UT foe Michigan motivated (Fab)ulously by Five recall
Posted: Wednesday, March 16, 2011 4:26 pm
ANN ARBOR, Mich. (AP) — Tim Hardaway Jr. was born in March 1992, the same month the Fab Five captivated the college basketball world by swaggering their way to the Final Four as freshmen.
Now Hardaway is a freshman at Michigan, and he had a chance to watch a documentary recently about those famous Wolverines.
“I loved it,” Hardaway said. “It’s very motivating — to see how they just never backed down from anybody.”
Michigan may finally be starting its long-awaited climb back to national relevance. The aftermath of the Fab Five era wasn’t kind to the program, which endured sanctions and years of mediocrity, but on Friday the eighth-seeded Wolverines will play ninth-seeded Tennessee in the NCAA West Regional.
With three freshmen and a sophomore playing key roles, this might be only the beginning for Michigan.
“I really believe that this could be the start of something very special,” Hardaway said. “I’m happy I’m here.”
Michigan won the national title in 1989, and the Fab Five took the Wolverines to the Final Four in 1992 and 1993, though the banners from the latter two years were removed from Crisler Arena.
A federal investigation revealed that now-deceased booster Ed Martin gave Chris Webber and three non-Fab Five players more than $600,000 while they were student-athletes, and the NCAA forced the school to dissociate from them until 2013.
The relationship between the university and that era is a complicated one. Three-fifths of the Fab Five — Jalen Rose, Jimmy King and Ray Jackson — were honored by the school earlier this season, with Webber and Juwan Howard not in attendance.
The ESPN documentary caught the attention of the current Michigan team.
“Even though some things happened with the Fab Five, I think all the players that attend here really feel a connection with them,” guard Darius Morris said.
Junior Zack Novak, an elder statesman on a team with no seniors, said he doesn’t think he’d have been able to crack the Michigan starting lineup back then.

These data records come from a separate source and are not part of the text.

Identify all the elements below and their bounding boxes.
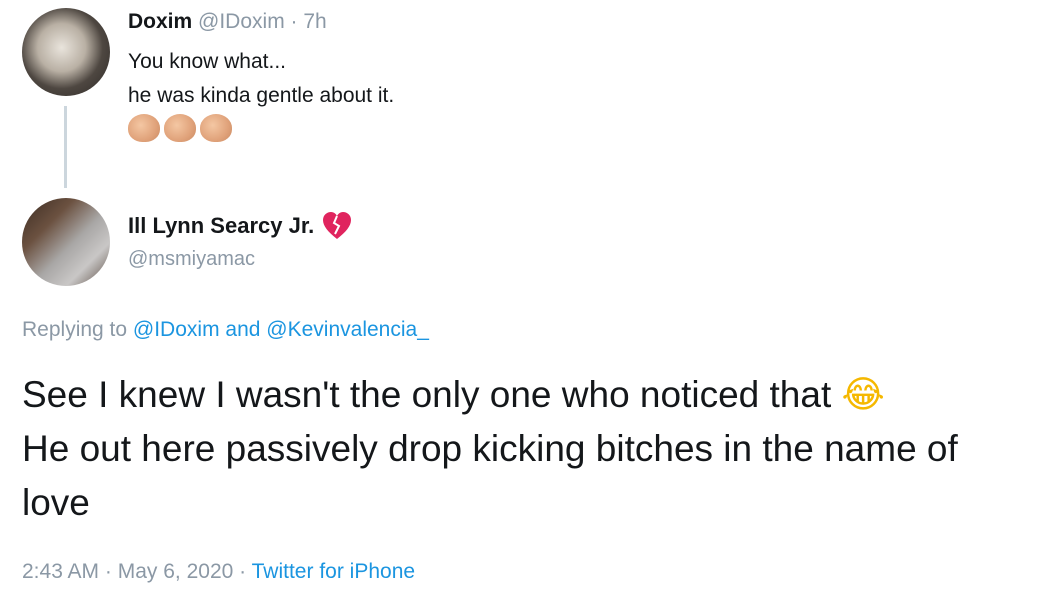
parent-handle[interactable]: @IDoxim (198, 10, 285, 33)
parent-tweet-emoji (128, 114, 232, 142)
replying-user-2[interactable]: @Kevinvalencia_ (266, 318, 429, 341)
parent-avatar[interactable] (22, 8, 110, 96)
parent-display-name[interactable]: Doxim (128, 10, 192, 33)
reply-text-line-1: See I knew I wasn't the only one who not… (22, 374, 832, 415)
thread-connector (64, 106, 67, 188)
meta-separator-1: · (104, 560, 112, 583)
tears-of-joy-icon: 😂 (841, 373, 885, 416)
tweet-source[interactable]: Twitter for iPhone (252, 560, 415, 583)
reply-display-name-row: Ill Lynn Searcy Jr. (128, 212, 352, 240)
replying-to: Replying to @IDoxim and @Kevinvalencia_ (22, 318, 429, 342)
parent-separator: · (290, 10, 298, 33)
parent-tweet-header: Doxim @IDoxim · 7h (128, 10, 327, 34)
parent-tweet-line-2: he was kinda gentle about it. (128, 84, 395, 107)
reply-text-rest: He out here passively drop kicking bitch… (22, 428, 958, 523)
clap-icon (164, 114, 196, 142)
parent-tweet-line-1: You know what... (128, 50, 286, 73)
replying-prefix: Replying to (22, 318, 128, 341)
clap-icon (128, 114, 160, 142)
clap-icon (200, 114, 232, 142)
replying-and: and (225, 318, 261, 341)
reply-display-name[interactable]: Ill Lynn Searcy Jr. (128, 213, 314, 239)
replying-user-1[interactable]: @IDoxim (133, 318, 220, 341)
reply-handle[interactable]: @msmiyamac (128, 248, 255, 271)
parent-time[interactable]: 7h (303, 10, 326, 33)
reply-tweet-text: See I knew I wasn't the only one who not… (22, 368, 1032, 530)
tweet-meta: 2:43 AM · May 6, 2020 · Twitter for iPho… (22, 560, 415, 584)
tweet-time[interactable]: 2:43 AM (22, 560, 99, 583)
broken-heart-icon (323, 212, 352, 239)
meta-separator-2: · (239, 560, 247, 583)
tweet-date[interactable]: May 6, 2020 (118, 560, 234, 583)
reply-avatar[interactable] (22, 198, 110, 286)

“You look at those guys — the way they revolutionized the way the game was played,” Novak said. “I think at the end of the day, we all have the same goal. I know they’re all talking like they just want to get Michigan basketball back to being one of those top programs in the country — the same thing we want, too.”
Michigan went without an NCAA tournament appearance from 1999-2008 before beating Clemson two years ago.

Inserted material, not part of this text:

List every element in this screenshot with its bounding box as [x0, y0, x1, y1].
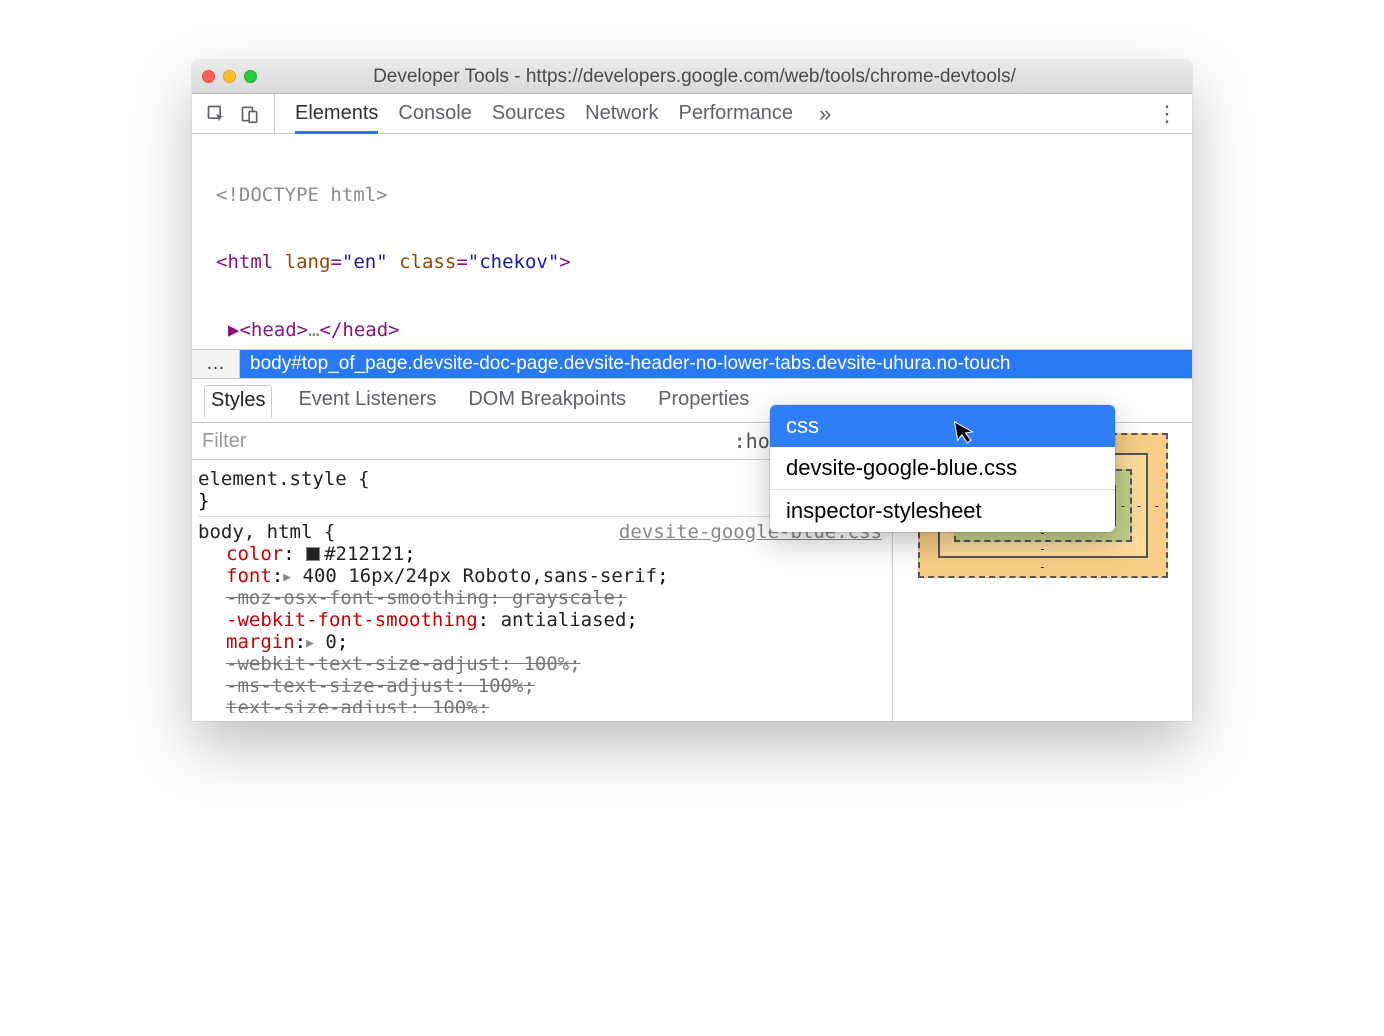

That was John Beilein’s second season as the Wolverines’ coach, and although the team took a step back in 2010, Michigan exceeded expectations this season.
The Wolverines went 9-4 down the stretch, swept rival Michigan State and made the NCAA field with room to spare.
“Made a little run at the end, people started talking, and then all of a sudden we’re an eight seed,” Novak said. “It’s been fun, but I think we’ve still got some work to do.”
Not just this season, but in the future.
No matter how far these Wolverines advance, there’s a sense that the program might finally be turning a corner because of how much young talent is on the roster.
Hardaway, Jordan Morgan and Evan Smotrycz are all freshmen, and Morris is a sophomore.
Hardaway and Morgan have started every game this season, and Morris has started all but one.
“We finished fourth in the Big Ten, in a very close tie for fourth, and we’d like to get to the top of the Big Ten,” Beilein said. “We do like this foundation right now.
“We think it’s got a higher ceiling than we are right now.”
As excited as Beilein is about facing Tennessee, he’s also thrilled about the new basketball player development center being built next to Crisler Arena.
The arena itself is also being renovated — some seats in the upper level had already been removed when the team watched the selection show there on Sunday night.
“I think what we’re doing right now, when you see those seats removed and you see that foundation going up over there … people know we’re serious about Michigan basketball. We’re not resting on the block ‘M’ — we know that we have to compete,” Beilein said. “It’s still an arms race in so many different ways, and we’re doing everything we can to keep up.”